The European Union's system of tariffs and quotas favors Caribbean and African banana producers over large-scale growers in Latin America, preferential treatment the WTO has ruled violates world trade rules.

Caribbean and African countries say ending the preferences could destroy their domestic banana industries, which are mostly small-scale family farms. But Honduras has threatened to reject any global trade deal that preserved the preferences.

Warning that trade talks risk failure, a broad group of nations including India, Brazil and Australia urged fellow trade delegates to re-focus on resolving the "core" issue of farm trade, where talks have been stalemated for months. Talks so far have spent considerable time discussing aid proposals for the world's poorest countries.

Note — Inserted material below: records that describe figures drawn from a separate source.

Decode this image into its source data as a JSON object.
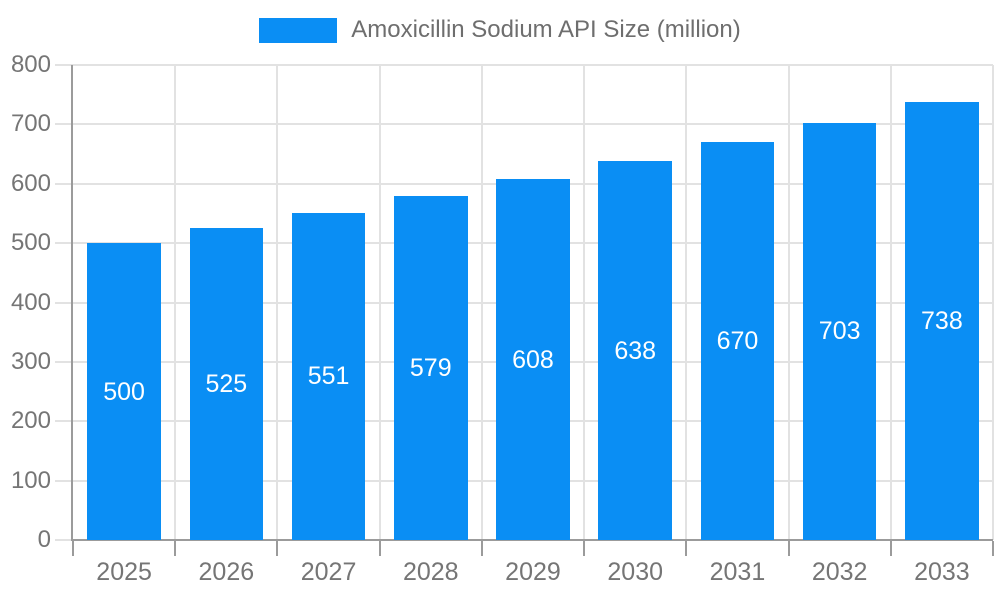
{
  "chart_data": {
    "type": "bar",
    "title": "Amoxicillin Sodium API Size (million)",
    "categories": [
      "2025",
      "2026",
      "2027",
      "2028",
      "2029",
      "2030",
      "2031",
      "2032",
      "2033"
    ],
    "values": [
      500,
      525,
      551,
      579,
      608,
      638,
      670,
      703,
      738
    ],
    "xlabel": "",
    "ylabel": "",
    "ylim": [
      0,
      800
    ],
    "yticks": [
      0,
      100,
      200,
      300,
      400,
      500,
      600,
      700,
      800
    ],
    "grid": true,
    "legend_position": "top",
    "value_label_position": "inside-center",
    "colors": {
      "bar": "#0a8ef4",
      "value_label": "#ffffff",
      "axis_text": "#757575",
      "legend_text": "#6e6e6e",
      "gridline": "#e2e2e2",
      "axis_line": "#9b9b9b",
      "background": "#ffffff"
    }
  },
  "legend": {
    "series_label": "Amoxicillin Sodium API Size (million)"
  }
}
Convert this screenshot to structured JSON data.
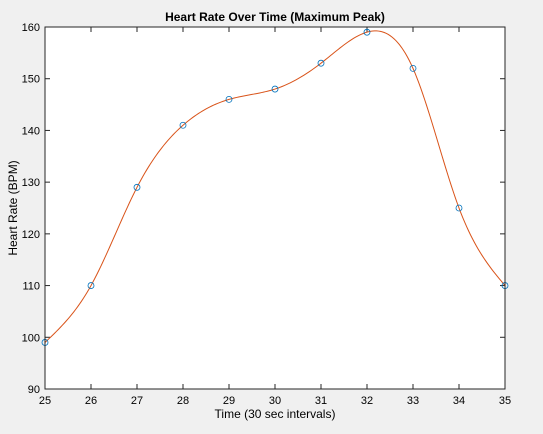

The United States and EU are holding up the talks by failing to offer more cuts in government support for their farmers, members of the Group of 20 leading developing nations and the Cairns Group of major food exporters said in a statement.

"It is time for them to display leadership," said the groups, which represent 27 nations and more than half the world's population. "There are many hundreds of millions of people across the world living in poverty-stricken countries who are loooking to us to improve their opportunities by negotiating better market access," said Mark Vaile.

A senior American trade envoy directly involved in this week's closed-door discussions, meanwhile, said talks were "being held hostage to a failure of our developed country partners to come forward with ambitious offers to agricultural market access" _ a swipe at the EU's refusal to match a U.S. offer to cut duties used to protect farmers from foreign competition. Mandelson, lashed out at that criticism, saying the EU would not alter its stance, which includes offering an average cut of 46 percent in farm tariffs.

"We are going to stick to our position," he said, adding that developing nations seemed to expect the EU to settle for fewer opportunities in industrial trade while agreeing to make more concessions in agriculture. "In other words, pay more to get less in return," he said.

Negotiators agreed on a draft text for a package that would give 32 of the WTO's least developed nations duty-free, quota-free access. But in a step back, the revised draft includes no specifics on when the measures would be implemented or what products would be covered, according to a copy of the text obtained by the AP on Friday.

The United States and Japan both had cited concerns, Washington about textile imports from Bangladesh, Tokyo about rice imports, delegates said. The issue of duty-free and quota-free access is a key component of the Doha round, which was launched in Qatar's capital in 2001 and is meant to address the concerns of developing countries, who say they lost out in previous WTO negotiations, reports the AP. I.L.